IoT is a buzzword which has had everyone talking over the last couple of years, but it’s only recently that we’ve started to understand its true potential. Now we do understand, there seems to be a cross-industry trend to shy away from IoT devices, mainly due to security fears. Who can really blame us when recent stories of IoT device hacking (think Jeep Cherokee) have made the headlines, reminding us that regardless of what they say, our roads are definitely not ready for driverless cars?

Indeed, vendors currently seem to be in a rush to beat competitors to the market with their connected devices. In this haste, they are failing to address the enormous number of security threats which might affect the product, or its users. If anything, the recent car hacking scandals should be a warning to the whole technology industry: security should be a primary component which is prioritised in the designing and manufacturing of a connected product.

Value-adding real-life applications

Consumers won’t buy into a product, or indeed the IoT, if the industry can’t demonstrate that all the possible security flaws have been addressed. The IoT has the potential to make our lives better and easier. As Clive noted in his speech, the opportunity for IoT at the moment isn’t the gimmick connected fridge telling us that we have run out of milk, but rather the different creative aspects which can really add value to people’s lives.

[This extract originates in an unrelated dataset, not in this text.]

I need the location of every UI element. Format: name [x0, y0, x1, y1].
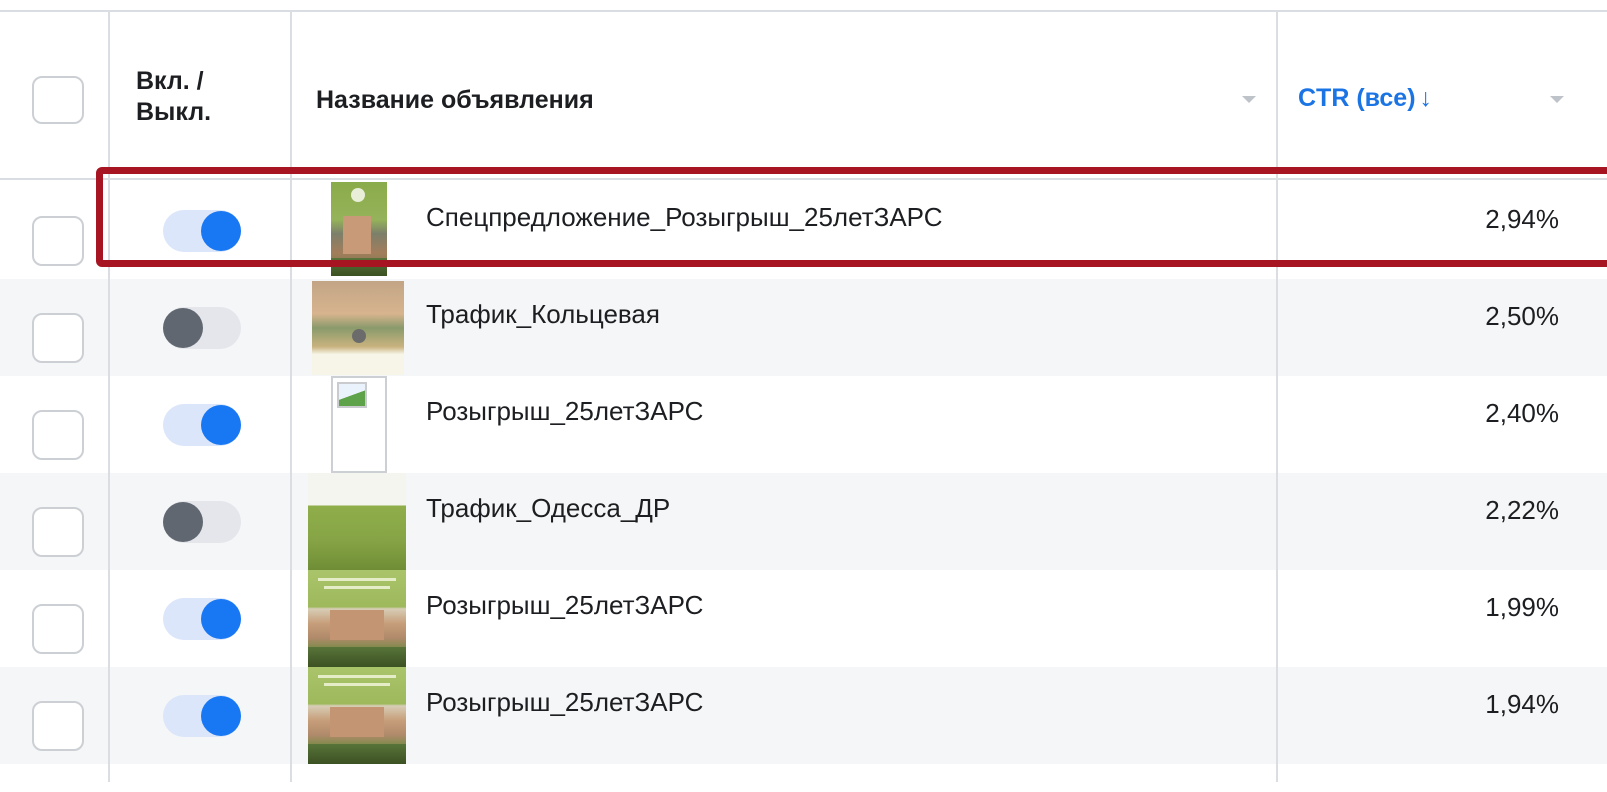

Let’s start by thinking about fitness trackers. In the Babel London office alone, five of us wear a fitness tracker on a daily basis. Beyond the personal achievements these trackers are helping us to attain (20,000 steps today), spurred on by cheers from our other teammates, what other value could our fitness trackers add?

Longbottom pointed out at the breakfast, what if you were to share the data from your fitness tracker with a prospective insurance company? If the data from your fitness tracker could demonstrate that you are an active individual who regularly exceeds the recommended 10,000 minimum steps in a day, then it could act as a proof point for having a lower insurance package.

The same too applies to car insurance. Young males under the age of 25 will typically pay a higher price for insurance, thanks to the ‘boy racer’ stereotype. However, if a young male installed a black box in his car recording the vehicle’s speed and shared the data with his insurance company, it could be used to lower his insurance premiums.

The potential isn’t just limited to insurance of course. British Airways’ interactive billboard in 2013 demonstrated how the IoT could be used to bring adverts to life. Another example can be found in Westminster’s smart parking. The borough of Westminster is one of the busiest areas of London, where drivers spend an average of 15 minutes looking for a parking space. Last year Westminster City Council teamed up with the company Smart Parking to implement an intuitive parking system which matched drivers with spaces. Not only does the technology take away the hassle of finding a car parking space, but it also helps to reduce congestion and air pollution.

Internet of Everything

And so with the IoT, comes too the IoE. The IoE, or Internet of Everything, is a term which has also come into play this year. The guys at TechWeek differentiate it like this: the Internet of Things are those devices which you have control of (your TV, your phone, your fitness band), while the Internet of Everything are those things which are connected but which you do not control – like the sensors around your house which feed back into your burglar alarm. Gartner estimates that there will be 21 billion connected devices by 2020, but Quocirca thoroughly disagrees with this, arguing that the figure which be much, much larger. In my home alone, there are probably over a hundred connected devices when you take into account all the devices which are considered ‘connected’, such as my radio, HiFi, central heating, burglar alarm sensors, etc – so I can see where Clive is coming from.

The main take away from the breakfast? The IoT is here. It can add value, and make our daily life activities run smoother and faster. It has the potential to help us save money on heating and insurance, while lowering the time taken to find a parking space. But this potential will only be unlocked if the industry implements the appropriate security measures at the point of manufacture, not as an after-thought.